African leaders to try again in Ivory Coast

GlobalPost
Updated on
The World

Three African presidents who met with Laurent Gbagbo on Tuesday will try again next Monday to defuse an political crisis sparked by the defiant Ivory Coast president's refusal to cede power.

Presidents Ernest Bai Koroma of Sierra Leone, Boni Yayi of Benin and Pedro Pires of Cape Verde met Wednesday with Goodluck Jonathan, president of Nigeria, which chairs the Economic Community of West African State (ECOWAS), a spokesman for the group told CNN.

The U.N. certified Alassane Ouattara as the winner of the Nov. 28 runoff vote in Ivory Coast, but Gbagbo insists he won.

More than 170 people have been killed in post-election violence, with human rights groups accusing gunmen supportive of Gbagbo gunmen of extra-judicial killings, kidnappings and torture. The dispute threatens to tip the country back into civil war, with Gbagbo's supporters warning against use of force to remove him, citing the possibility of war in West Africa.

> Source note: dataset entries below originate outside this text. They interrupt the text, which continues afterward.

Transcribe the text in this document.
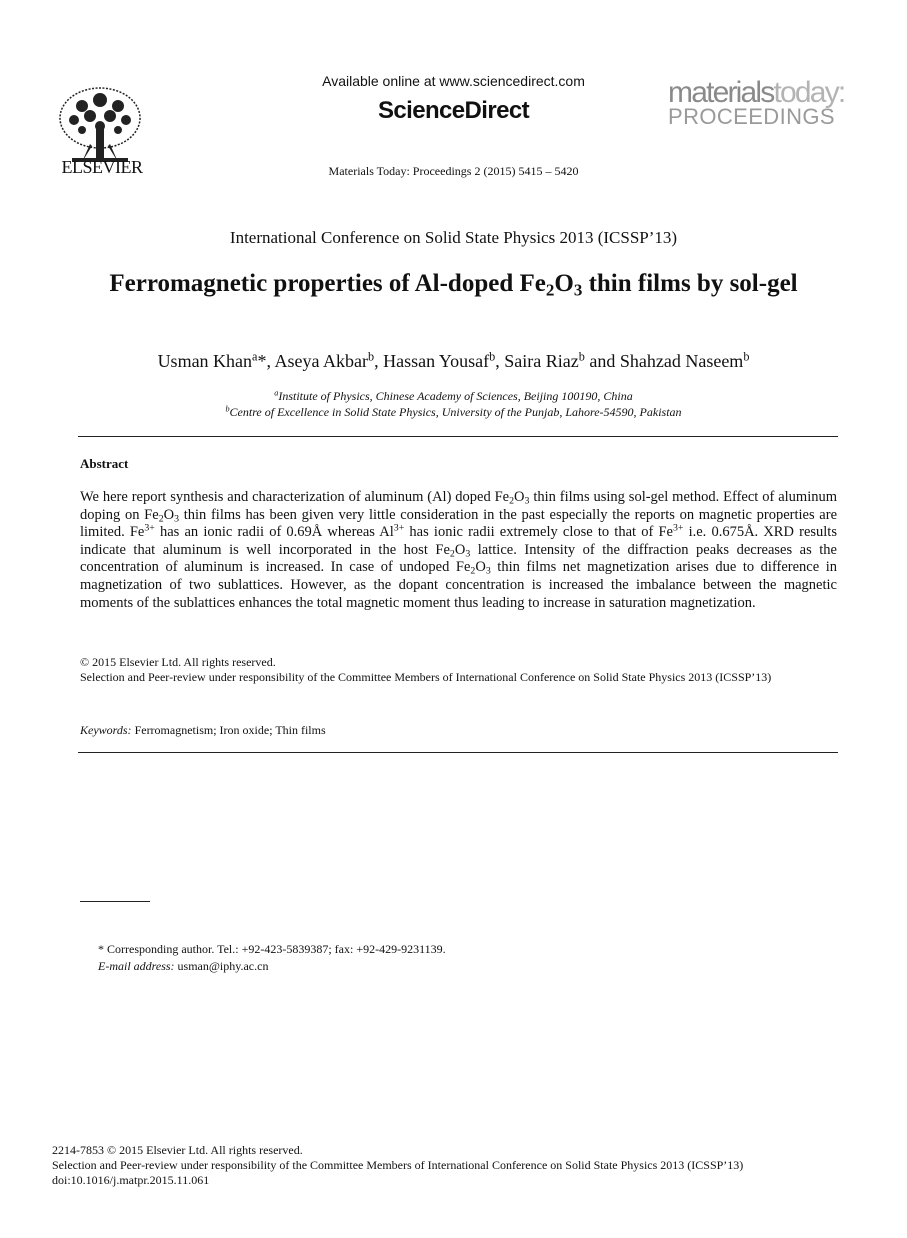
ELSEVIER
Available online at www.sciencedirect.com
ScienceDirect
Materials Today: Proceedings 2 (2015) 5415 – 5420
materialstoday:
PROCEEDINGS
International Conference on Solid State Physics 2013 (ICSSP’13)
Ferromagnetic properties of Al-doped $Fe_2O_3$ thin films by sol-gel
Usman Khan$^a$*, Aseya Akbar$^b$, Hassan Yousaf$^b$, Saira Riaz$^b$ and Shahzad Naseem$^b$
$^a$Institute of Physics, Chinese Academy of Sciences, Beijing 100190, China
$^b$Centre of Excellence in Solid State Physics, University of the Punjab, Lahore-54590, Pakistan
Abstract
We here report synthesis and characterization of aluminum (Al) doped $Fe_2O_3$ thin films using sol-gel method. Effect of aluminum doping on $Fe_2O_3$ thin films has been given very little consideration in the past especially the reports on magnetic properties are limited. $Fe^{3+}$ has an ionic radii of 0.69Å whereas $Al^{3+}$ has ionic radii extremely close to that of $Fe^{3+}$ i.e. 0.675Å. XRD results indicate that aluminum is well incorporated in the host $Fe_2O_3$ lattice. Intensity of the diffraction peaks decreases as the concentration of aluminum is increased. In case of undoped $Fe_2O_3$ thin films net magnetization arises due to difference in magnetization of two sublattices. However, as the dopant concentration is increased the imbalance between the magnetic moments of the sublattices enhances the total magnetic moment thus leading to increase in saturation magnetization.
© 2015 Elsevier Ltd. All rights reserved.
Selection and Peer-review under responsibility of the Committee Members of International Conference on Solid State Physics 2013 (ICSSP’13)
Keywords: Ferromagnetism; Iron oxide; Thin films
* Corresponding author. Tel.: +92-423-5839387; fax: +92-429-9231139.
E-mail address: usman@iphy.ac.cn
2214-7853 © 2015 Elsevier Ltd. All rights reserved.
Selection and Peer-review under responsibility of the Committee Members of International Conference on Solid State Physics 2013 (ICSSP’13)
doi:10.1016/j.matpr.2015.11.061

ECOWAS has threatened military intervention if Gbagbo does not step down from power, saying it is prepared to use "legitimate force" to remove him and prosecute him and any others responsible for post-election violence in Abidjan in an international court.

ECOWAS has previously intervened to defuse similar crises in Liberia and Sierra Leone.

The meeting Tuesday was to be Gbagbo's final chance. However the ECOWAS delegation left Tuesday night without Gbagbo, whom they had been willing to offer political asylum. 

The United States and the European Union, meantime, have placed a travel ban on Gbagbo, while the World Bank and the regional West African central bank have frozen his finances.

While France, which last week urged its citizens to leave Ivory Coast temporarily, has agreed to recognize an envoy of Ouattara as the rightful Ivory Coast Ambassador in Paris. Belgium has also said it will recognize Ouattara's appointee. Gbagbo's government has threatened to expel ambassadors of countries that recognize Ouattara's ambassadors, according to a spokesman, Ahoua Don Melo.

Tensions in Ivory Coast continue to mount. A crowd attacked a U.N. convoy in Abidjan on Tuesday.